Our long term plan will include investment in a range of earthquake strengthening work that need to be undertaken on Council infrastructure and buildings. In addition Council has a range of guidance and support for building owners which can be found here.
When will the 2021 - 2031 LTP become available?
We will be consulting on the proposals in the long-term plan in April 2021. Following that the final plan is due to be adopted by Council by the end of June 2021 and will then be available on our website from July 2021.
How does the decision making process work?
The long-term plan is the City Council's plan- ultimately the Mayor and Councillors approve the final plan. The critical input into their decision making however is community feedback through consultation.
Councillors set a proposal for the long-term plan in early 2021 which then is provided to the public for consultation.
The consultation will lay out Council's proposal along with alternative options and the benefits, costs and risks of each. Councillors then review public feedback once it is in and make their final decision of what is or is not in the plan.

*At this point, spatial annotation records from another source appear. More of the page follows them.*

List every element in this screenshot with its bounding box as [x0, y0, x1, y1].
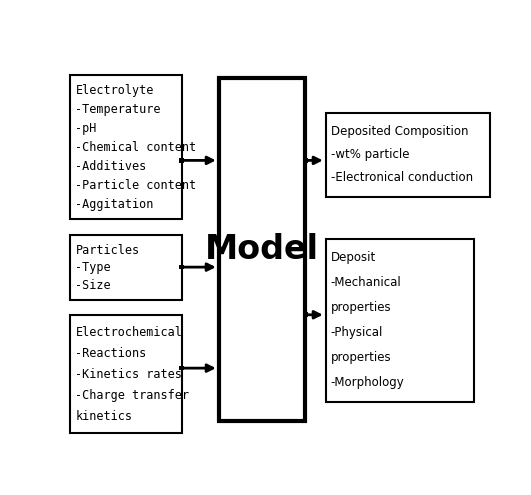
Bar	[179, 158, 184, 163]
Text: Particles: Particles	[75, 244, 140, 257]
Bar	[303, 312, 307, 317]
Text: properties: properties	[331, 351, 391, 364]
Bar	[71, 75, 182, 219]
Text: -Electronical conduction: -Electronical conduction	[331, 171, 473, 185]
Text: -Type: -Type	[75, 261, 111, 274]
Text: Electrolyte: Electrolyte	[75, 85, 154, 98]
Text: -Reactions: -Reactions	[75, 346, 147, 360]
Bar	[326, 239, 474, 402]
Text: -Aggitation: -Aggitation	[75, 198, 154, 211]
Bar	[179, 366, 184, 370]
Bar	[71, 315, 182, 433]
Text: -Temperature: -Temperature	[75, 103, 161, 116]
Text: -Morphology: -Morphology	[331, 376, 404, 389]
Text: Deposit: Deposit	[331, 251, 376, 264]
Bar	[326, 113, 490, 197]
Text: -Additives: -Additives	[75, 160, 147, 173]
Text: -pH: -pH	[75, 122, 97, 135]
Text: properties: properties	[331, 301, 391, 314]
Text: kinetics: kinetics	[75, 410, 132, 423]
Bar	[71, 235, 182, 299]
Text: -Charge transfer: -Charge transfer	[75, 389, 190, 401]
Text: Deposited Composition: Deposited Composition	[331, 125, 468, 138]
Text: Electrochemical: Electrochemical	[75, 326, 182, 339]
Text: -Size: -Size	[75, 279, 111, 292]
Bar	[303, 158, 307, 163]
Text: -Mechanical: -Mechanical	[331, 276, 401, 289]
Text: -Kinetics rates: -Kinetics rates	[75, 368, 182, 381]
Bar	[179, 265, 184, 269]
Text: -Physical: -Physical	[331, 326, 383, 339]
Text: -wt% particle: -wt% particle	[331, 148, 409, 161]
Text: -Chemical content: -Chemical content	[75, 141, 196, 154]
Text: Model: Model	[205, 234, 319, 266]
Bar	[219, 78, 305, 422]
Text: -Particle content: -Particle content	[75, 179, 196, 192]
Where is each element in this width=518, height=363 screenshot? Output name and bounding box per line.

Where is this money coming from?
Council has a range of sources of funding, the main one being rates. A key issues for this LTP will be the affordability of our plans and the options that we present for consultation will carefully outline the rates impacts of different options.
I’ve read in the paper that we will have a 20% or more rates rise next year- why is that?
Very early budget numbers identified that the rates rise for 2021/2022 could be as much as 23%. This was just the first cut of the budget and since then further work has resulted in a draft budget with a 2021/22 rates rise of 13.5%.
The first year of the draft LTP has a relatively high rates increase compared with previous years, mainly because of the effects of COVID-19. In our last Annual Plan we kept the rates rise in 2020/21 low to manage the impacts of COVID-19, this included short-term borrowing to make up for reduced revenue. Next year we will need to begin repaying these borrowings and fund any ongoing COVID-19 impacts through rates rather than new borrowing.